# An open top box is to be constructed so that its base is twice as long as it is wide. Its volume is to be 2400cm cubed. How do you find the dimensions that will minimize the amount of cardboard required?

Nov 22, 2015

The problem provides the secondary equation relating the sides to volume.
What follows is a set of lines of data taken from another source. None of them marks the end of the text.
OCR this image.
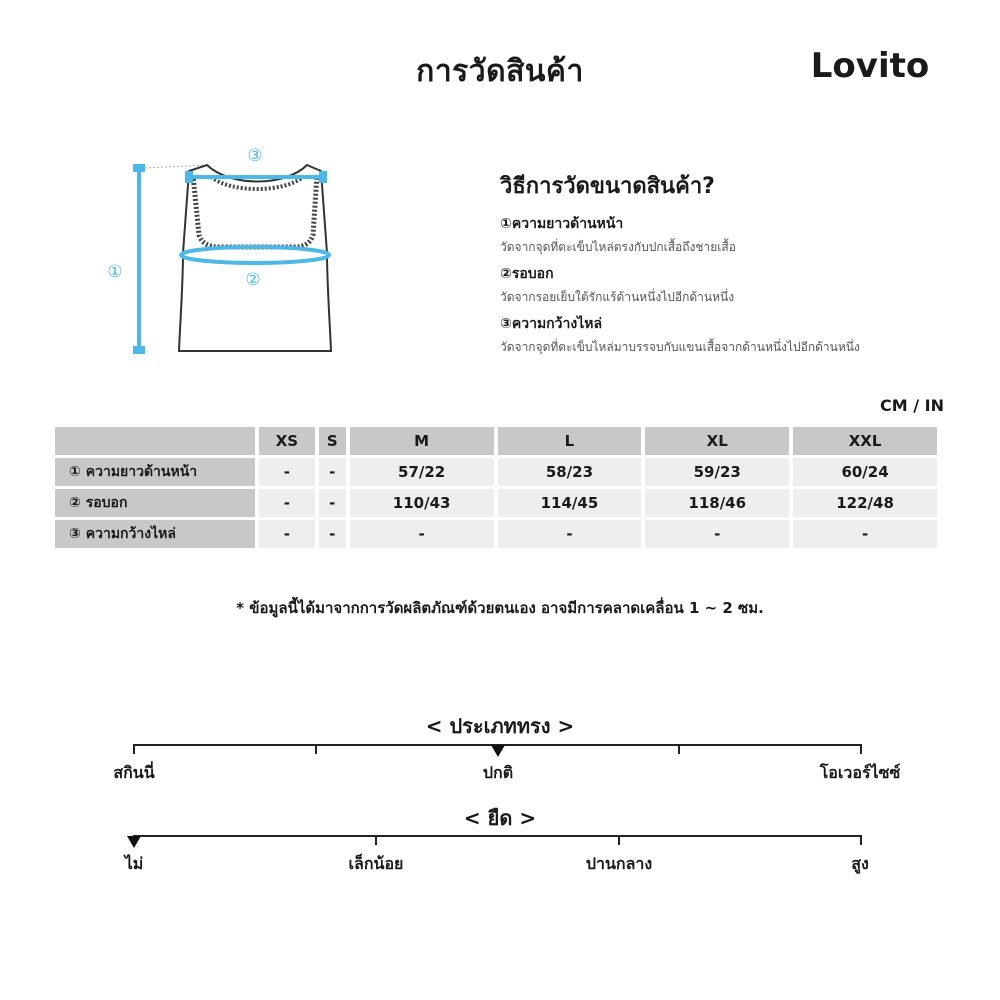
การวัดสินค้า	Lovito
③
②
①
วิธีการวัดขนาดสินค้า?
①ความยาวด้านหน้า
วัดจากจุดที่ตะเข็บไหล่ตรงกับปกเสื้อถึงชายเสื้อ
②รอบอก
วัดจากรอยเย็บใต้รักแร้ด้านหนึ่งไปอีกด้านหนึ่ง
③ความกว้างไหล่
วัดจากจุดที่ตะเข็บไหล่มาบรรจบกับแขนเสื้อจากด้านหนึ่งไปอีกด้านหนึ่ง
CM / IN
	XS	S	M	L	XL	XXL
① ความยาวด้านหน้า	-	-	57/22	58/23	59/23	60/24
② รอบอก	-	-	110/43	114/45	118/46	122/48
③ ความกว้างไหล่	-	-	-	-	-	-
* ข้อมูลนี้ได้มาจากการวัดผลิตภัณฑ์ด้วยตนเอง อาจมีการคลาดเคลื่อน 1 ~ 2 ซม.
< ประเภททรง >
สกินนี่	ปกติ	โอเวอร์ไซซ์
< ยืด >
ไม่	เล็กน้อย	ปานกลาง	สูง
Use that to derive a one-variable equation.

#### Explanation:

Secondary Equation : $w \times \left(2 w\right) \times h = 2400$

Solve for h:

$h = \frac{1200}{w} ^ 2$

Primary Equation for Surface Area (with open top) :
$f \left(w\right) = 2 {w}^{2} + 2 w h + 2 \left(2 w\right) h$

Now use the Secondary Equation by substituting for h:

$f \left(w\right) = 2 {w}^{2} + \left(2 w\right) \left(\frac{1200}{w} ^ 2\right) + \left(4 w\right) \left(\frac{1200}{w} ^ 2\right)$

Simplify:

$f \left(w\right) = 2 {w}^{2} + \frac{7200}{w}$

Now find the derivative and set equal to zero:

$f ' = 4 w - \frac{7200}{w} ^ 2 = 0$

${w}^{3} = 1800$

$w = {\left(1800\right)}^{\frac{1}{3}} \approx 12.1644$

[I'll leave it for you to prove that this is a minimum]

Finally, the dimensions that minimize the surface area are:

$w = {\left(1800\right)}^{\frac{1}{3}}$
$l = 2 {\left(1800\right)}^{\frac{1}{3}}$
$h = \frac{1200}{w} ^ 2 = \frac{1200}{1800} ^ \left(\frac{2}{3}\right)$

hope that helped